All around waste? So I guess in the history of warfare, no country has ever been liberated. No person has ever been freed, no culture or civilization’s oppression has ever ceased because of battle? That’s what you’re saying? The United States gained its Independence through diplomacy? Slavery was ended via multi-party talks? Imprisoned Jews left to die were were released through the magical intervention of apathy? Some wars are wasteful. But to make such a ridiculous comment as “war is an all around waste” is a discredit to the men and woman throughout history who have fought and died for a righteous cause.

Consider that some components of hearing loss might be hereditary.

Well-bred folks might tolerate exposure to loud sounds and recover very nicely given a bit of time.

Others with a genetic predispostion for hearing problems might be taken out with a single high blast of sound.

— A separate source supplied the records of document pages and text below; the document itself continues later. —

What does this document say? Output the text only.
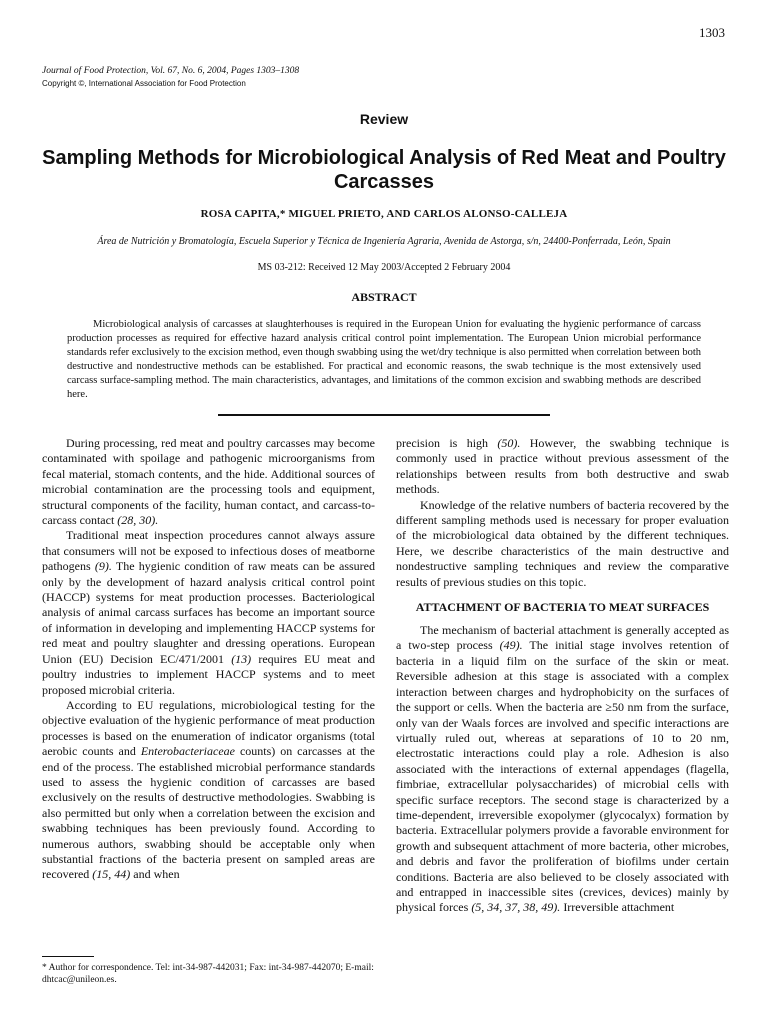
1303
Journal of Food Protection, Vol. 67, No. 6, 2004, Pages 1303–1308
Copyright ©, International Association for Food Protection
Review
Sampling Methods for Microbiological Analysis of Red Meat and Poultry Carcasses
ROSA CAPITA,* MIGUEL PRIETO, AND CARLOS ALONSO-CALLEJA
Área de Nutrición y Bromatología, Escuela Superior y Técnica de Ingeniería Agraria, Avenida de Astorga, s/n, 24400-Ponferrada, León, Spain
MS 03-212: Received 12 May 2003/Accepted 2 February 2004
ABSTRACT
Microbiological analysis of carcasses at slaughterhouses is required in the European Union for evaluating the hygienic performance of carcass production processes as required for effective hazard analysis critical control point implementation. The European Union microbial performance standards refer exclusively to the excision method, even though swabbing using the wet/dry technique is also permitted when correlation between both destructive and nondestructive methods can be established. For practical and economic reasons, the swab technique is the most extensively used carcass surface-sampling method. The main characteristics, advantages, and limitations of the common excision and swabbing methods are described here.

During processing, red meat and poultry carcasses may become contaminated with spoilage and pathogenic microorganisms from fecal material, stomach contents, and the hide. Additional sources of microbial contamination are the processing tools and equipment, structural components of the facility, human contact, and carcass-to-carcass contact (28, 30).

Traditional meat inspection procedures cannot always assure that consumers will not be exposed to infectious doses of meatborne pathogens (9). The hygienic condition of raw meats can be assured only by the development of hazard analysis critical control point (HACCP) systems for meat production processes. Bacteriological analysis of animal carcass surfaces has become an important source of information in developing and implementing HACCP systems for red meat and poultry slaughter and dressing operations. European Union (EU) Decision EC/471/2001 (13) requires EU meat and poultry industries to implement HACCP systems and to meet proposed microbial criteria.

According to EU regulations, microbiological testing for the objective evaluation of the hygienic performance of meat production processes is based on the enumeration of indicator organisms (total aerobic counts and Enterobacteriaceae counts) on carcasses at the end of the process. The established microbial performance standards used to assess the hygienic condition of carcasses are based exclusively on the results of destructive methodologies. Swabbing is also permitted but only when a correlation between the excision and swabbing techniques has been previously found. According to numerous authors, swabbing should be acceptable only when substantial fractions of the bacteria present on sampled areas are recovered (15, 44) and when

precision is high (50). However, the swabbing technique is commonly used in practice without previous assessment of the relationships between results from both destructive and swab methods.

Knowledge of the relative numbers of bacteria recovered by the different sampling methods used is necessary for proper evaluation of the microbiological data obtained by the different techniques. Here, we describe characteristics of the main destructive and nondestructive sampling techniques and review the comparative results of previous studies on this topic.

ATTACHMENT OF BACTERIA TO MEAT SURFACES

The mechanism of bacterial attachment is generally accepted as a two-step process (49). The initial stage involves retention of bacteria in a liquid film on the surface of the skin or meat. Reversible adhesion at this stage is associated with a complex interaction between charges and hydrophobicity on the surfaces of the support or cells. When the bacteria are ≥50 nm from the surface, only van der Waals forces are involved and specific interactions are virtually ruled out, whereas at separations of 10 to 20 nm, electrostatic interactions could play a role. Adhesion is also associated with the interactions of external appendages (flagella, fimbriae, extracellular polysaccharides) of microbial cells with specific surface receptors. The second stage is characterized by a time-dependent, irreversible exopolymer (glycocalyx) formation by bacteria. Extracellular polymers provide a favorable environment for growth and subsequent attachment of more bacteria, other microbes, and debris and favor the proliferation of biofilms under certain conditions. Bacteria are also believed to be closely associated with and entrapped in inaccessible sites (crevices, devices) mainly by physical forces (5, 34, 37, 38, 49). Irreversible attachment

* Author for correspondence. Tel: int-34-987-442031; Fax: int-34-987-442070; E-mail: dhtcac@unileon.es.
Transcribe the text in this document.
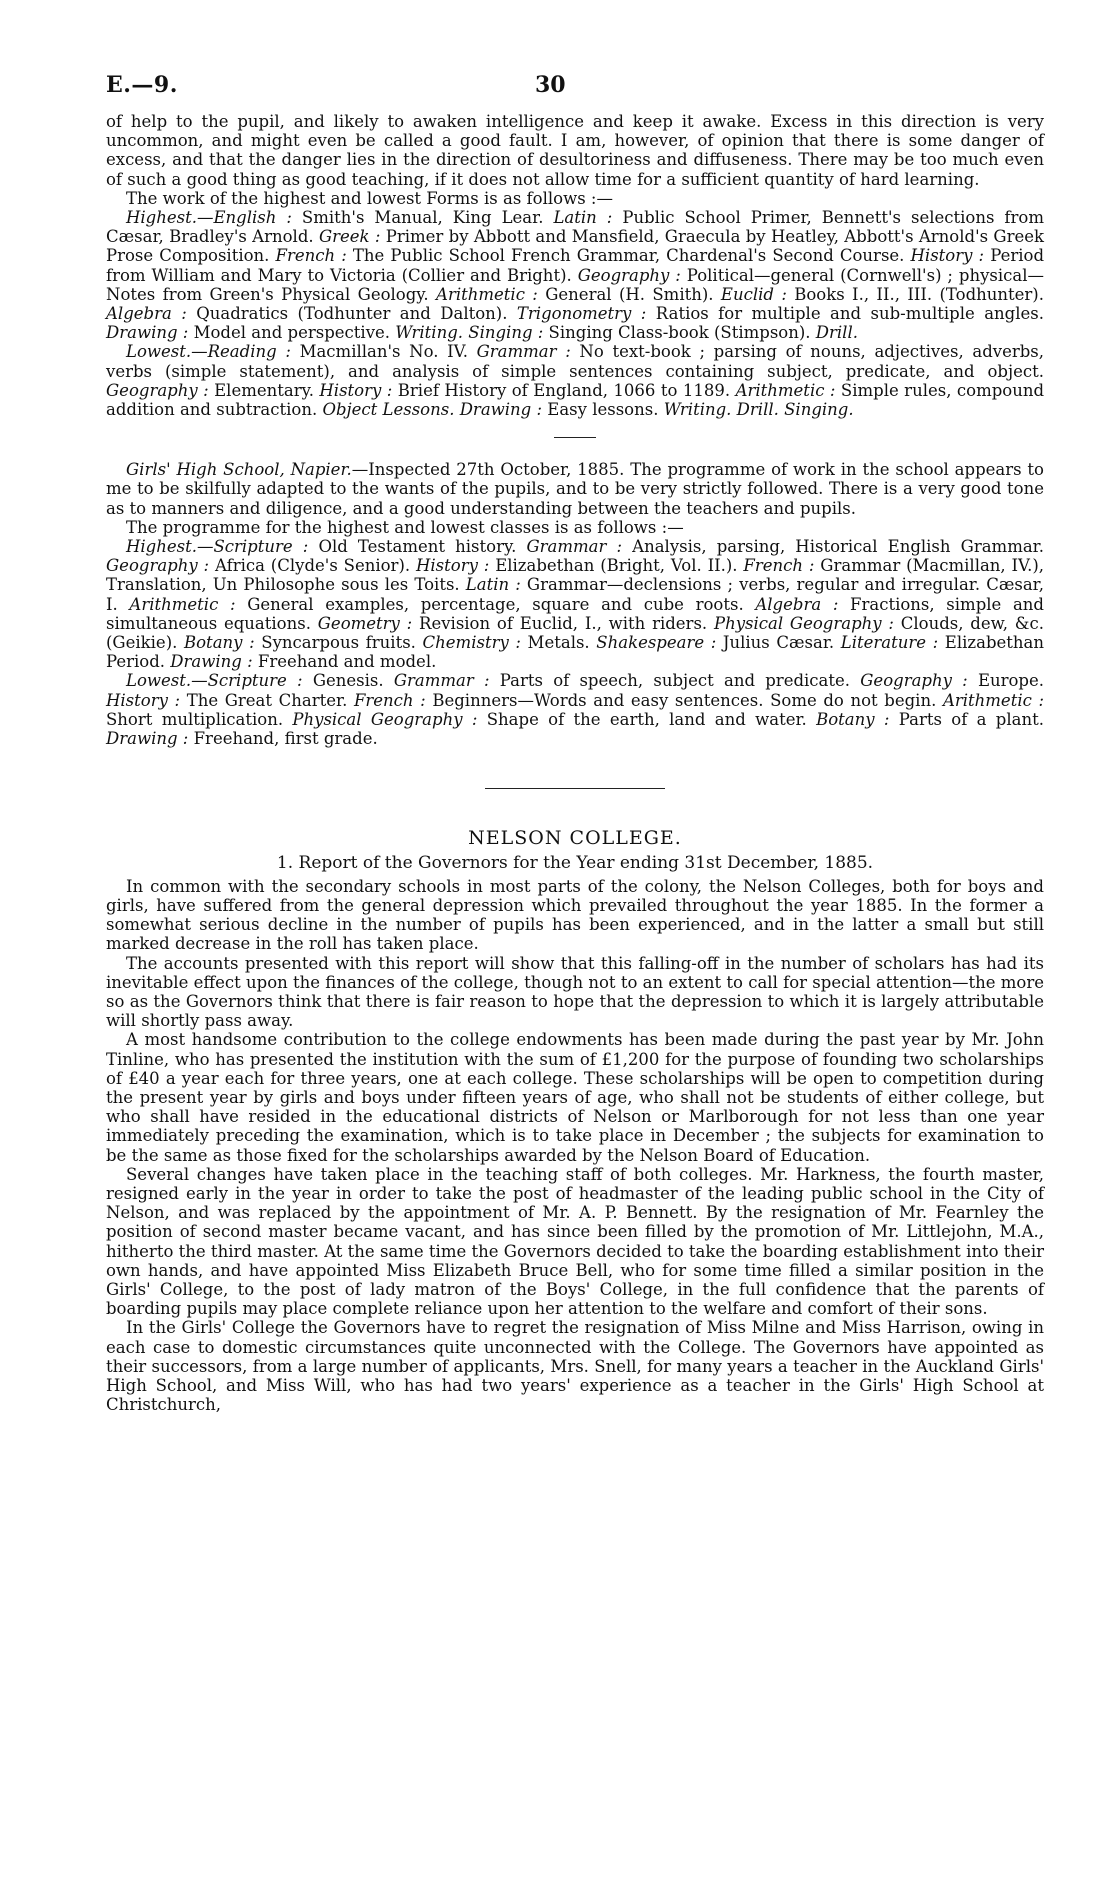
E.—9.	30

of help to the pupil, and likely to awaken intelligence and keep it awake. Excess in this direction is very uncommon, and might even be called a good fault. I am, however, of opinion that there is some danger of excess, and that the danger lies in the direction of desultoriness and diffuseness. There may be too much even of such a good thing as good teaching, if it does not allow time for a sufficient quantity of hard learning.

The work of the highest and lowest Forms is as follows :—

Highest.—English : Smith's Manual, King Lear. Latin : Public School Primer, Bennett's selections from Cæsar, Bradley's Arnold. Greek : Primer by Abbott and Mansfield, Graecula by Heatley, Abbott's Arnold's Greek Prose Composition. French : The Public School French Grammar, Chardenal's Second Course. History : Period from William and Mary to Victoria (Collier and Bright). Geography : Political—general (Cornwell's) ; physical—Notes from Green's Physical Geology. Arithmetic : General (H. Smith). Euclid : Books I., II., III. (Todhunter). Algebra : Quadratics (Todhunter and Dalton). Trigonometry : Ratios for multiple and sub-multiple angles. Drawing : Model and perspective. Writing. Singing : Singing Class-book (Stimpson). Drill.

Lowest.—Reading : Macmillan's No. IV. Grammar : No text-book ; parsing of nouns, adjectives, adverbs, verbs (simple statement), and analysis of simple sentences containing subject, predicate, and object. Geography : Elementary. History : Brief History of England, 1066 to 1189. Arithmetic : Simple rules, compound addition and subtraction. Object Lessons. Drawing : Easy lessons. Writing. Drill. Singing.

Girls' High School, Napier.—Inspected 27th October, 1885. The programme of work in the school appears to me to be skilfully adapted to the wants of the pupils, and to be very strictly followed. There is a very good tone as to manners and diligence, and a good understanding between the teachers and pupils.

The programme for the highest and lowest classes is as follows :—

Highest.—Scripture : Old Testament history. Grammar : Analysis, parsing, Historical English Grammar. Geography : Africa (Clyde's Senior). History : Elizabethan (Bright, Vol. II.). French : Grammar (Macmillan, IV.), Translation, Un Philosophe sous les Toits. Latin : Grammar—declensions ; verbs, regular and irregular. Cæsar, I. Arithmetic : General examples, percentage, square and cube roots. Algebra : Fractions, simple and simultaneous equations. Geometry : Revision of Euclid, I., with riders. Physical Geography : Clouds, dew, &c. (Geikie). Botany : Syncarpous fruits. Chemistry : Metals. Shakespeare : Julius Cæsar. Literature : Elizabethan Period. Drawing : Freehand and model.

Lowest.—Scripture : Genesis. Grammar : Parts of speech, subject and predicate. Geography : Europe. History : The Great Charter. French : Beginners—Words and easy sentences. Some do not begin. Arithmetic : Short multiplication. Physical Geography : Shape of the earth, land and water. Botany : Parts of a plant. Drawing : Freehand, first grade.

NELSON COLLEGE.

1. Report of the Governors for the Year ending 31st December, 1885.

In common with the secondary schools in most parts of the colony, the Nelson Colleges, both for boys and girls, have suffered from the general depression which prevailed throughout the year 1885. In the former a somewhat serious decline in the number of pupils has been experienced, and in the latter a small but still marked decrease in the roll has taken place.

The accounts presented with this report will show that this falling-off in the number of scholars has had its inevitable effect upon the finances of the college, though not to an extent to call for special attention—the more so as the Governors think that there is fair reason to hope that the depression to which it is largely attributable will shortly pass away.

A most handsome contribution to the college endowments has been made during the past year by Mr. John Tinline, who has presented the institution with the sum of £1,200 for the purpose of founding two scholarships of £40 a year each for three years, one at each college. These scholarships will be open to competition during the present year by girls and boys under fifteen years of age, who shall not be students of either college, but who shall have resided in the educational districts of Nelson or Marlborough for not less than one year immediately preceding the examination, which is to take place in December ; the subjects for examination to be the same as those fixed for the scholarships awarded by the Nelson Board of Education.

Several changes have taken place in the teaching staff of both colleges. Mr. Harkness, the fourth master, resigned early in the year in order to take the post of headmaster of the leading public school in the City of Nelson, and was replaced by the appointment of Mr. A. P. Bennett. By the resignation of Mr. Fearnley the position of second master became vacant, and has since been filled by the promotion of Mr. Littlejohn, M.A., hitherto the third master. At the same time the Governors decided to take the boarding establishment into their own hands, and have appointed Miss Elizabeth Bruce Bell, who for some time filled a similar position in the Girls' College, to the post of lady matron of the Boys' College, in the full confidence that the parents of boarding pupils may place complete reliance upon her attention to the welfare and comfort of their sons.

In the Girls' College the Governors have to regret the resignation of Miss Milne and Miss Harrison, owing in each case to domestic circumstances quite unconnected with the College. The Governors have appointed as their successors, from a large number of applicants, Mrs. Snell, for many years a teacher in the Auckland Girls' High School, and Miss Will, who has had two years' experience as a teacher in the Girls' High School at Christchurch,
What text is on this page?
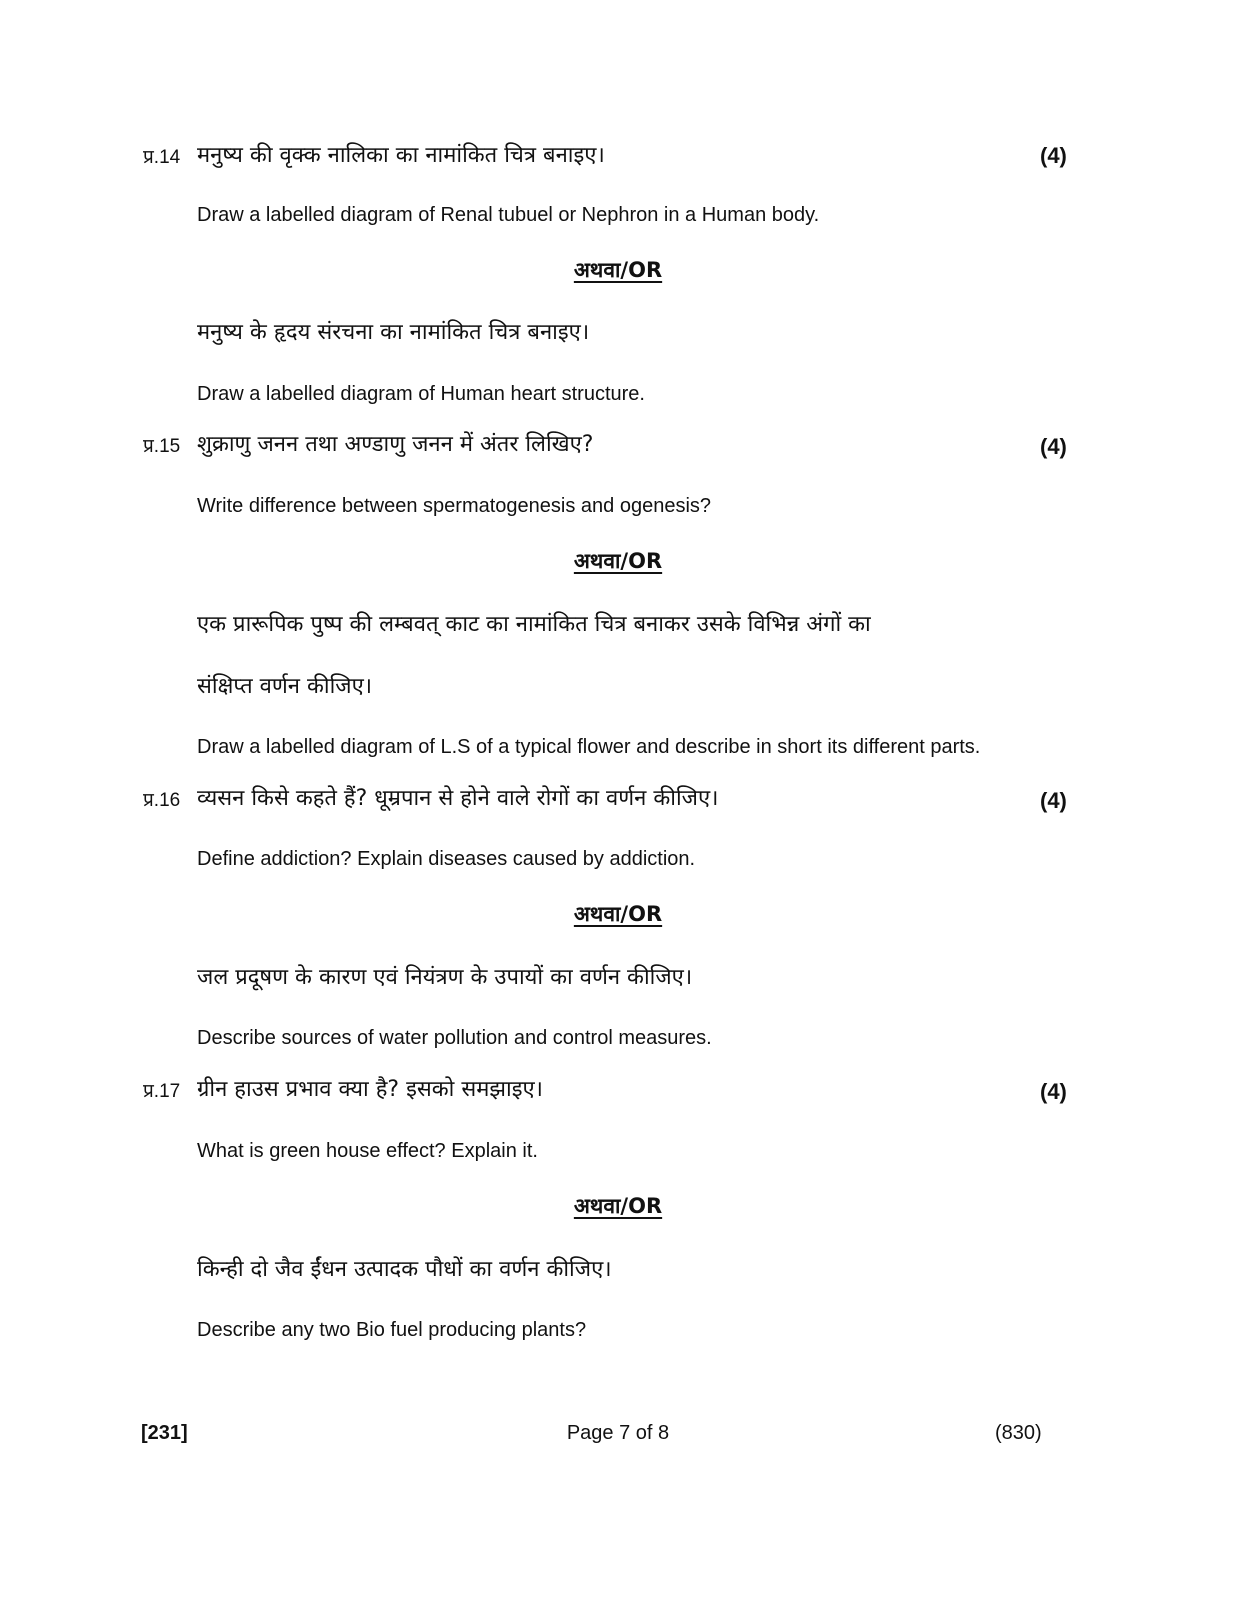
प्र.14 मनुष्य की वृक्क नालिका का नामांकित चित्र बनाइए।	(4)
Draw a labelled diagram of Renal tubuel or Nephron in a Human body.
अथवा/OR
मनुष्य के हृदय संरचना का नामांकित चित्र बनाइए।
Draw a labelled diagram of Human heart structure.
प्र.15 शुक्राणु जनन तथा अण्डाणु जनन में अंतर लिखिए?	(4)
Write difference between spermatogenesis and ogenesis?
अथवा/OR
एक प्रारूपिक पुष्प की लम्बवत् काट का नामांकित चित्र बनाकर उसके विभिन्न अंगों का
संक्षिप्त वर्णन कीजिए।
Draw a labelled diagram of L.S of a typical flower and describe in short its different parts.
प्र.16 व्यसन किसे कहते हैं? धूम्रपान से होने वाले रोगों का वर्णन कीजिए।	(4)
Define addiction? Explain diseases caused by addiction.
अथवा/OR
जल प्रदूषण के कारण एवं नियंत्रण के उपायों का वर्णन कीजिए।
Describe sources of water pollution and control measures.
प्र.17 ग्रीन हाउस प्रभाव क्या है? इसको समझाइए।	(4)
What is green house effect? Explain it.
अथवा/OR
किन्ही दो जैव ईंधन उत्पादक पौधों का वर्णन कीजिए।
Describe any two Bio fuel producing plants?
[231]	Page 7 of 8	(830)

I cant speak for US forces but for Brits it is not in our SOPs to wear ear plugs. I served in both Iraq and Afghanistan and have been engaged in stand off attacks and firefights and never wore ear plugs. Firstly because over the left ear we wear the headset for the PRR, secondly its just not practicle to have them in all the time. Especially when interacting with the local populace on house searches etc.

However, it is in our SOPs to wear ear plugs on all range shoots, qualifying or otherwise, even in deployed hostile areas.

Ages ago in Reader’s Digest I read something sebnt in by an artilleryman. He said that he was advised early on to put cigarette filters in his ears as ear plugs (I think this was before the advent of those recoverable foam plastic ear plugs that you oll up and let expand in your ears). He found that it worked well, but that it chafed his ears. The solution, he was told, was to rub the outsides of the filters with baby oil.

This lead to the following exchange in the bathroom:

Other Guy: So you, uh, use baby oil?

Hero: Yeah. I put it on my cigarette filters.

Other Guy: Doesn’t that make them taste weird?

Hero: I wouldn’t know. I stick 'em in my ears.

This was related as a true story, which I tend to believe. I’d date it to the sixties, possibly even the fifties, but no later. It couldn’t have been much earlier – I don’t think they had filtered cigs in the 1940s.

The interesting thing I’ve found is that a lot of ex-military centrefire rifles (things like Mausers, Lee-Enfields, and so on) often aren’t all that noisy for the firer. It’s the person next to them that cops an earful of gunshot noise- which is why I always wear earmuffs when I’m out hunting.

Shotguns are also surprisingly noisy too, depending on what loads are being used.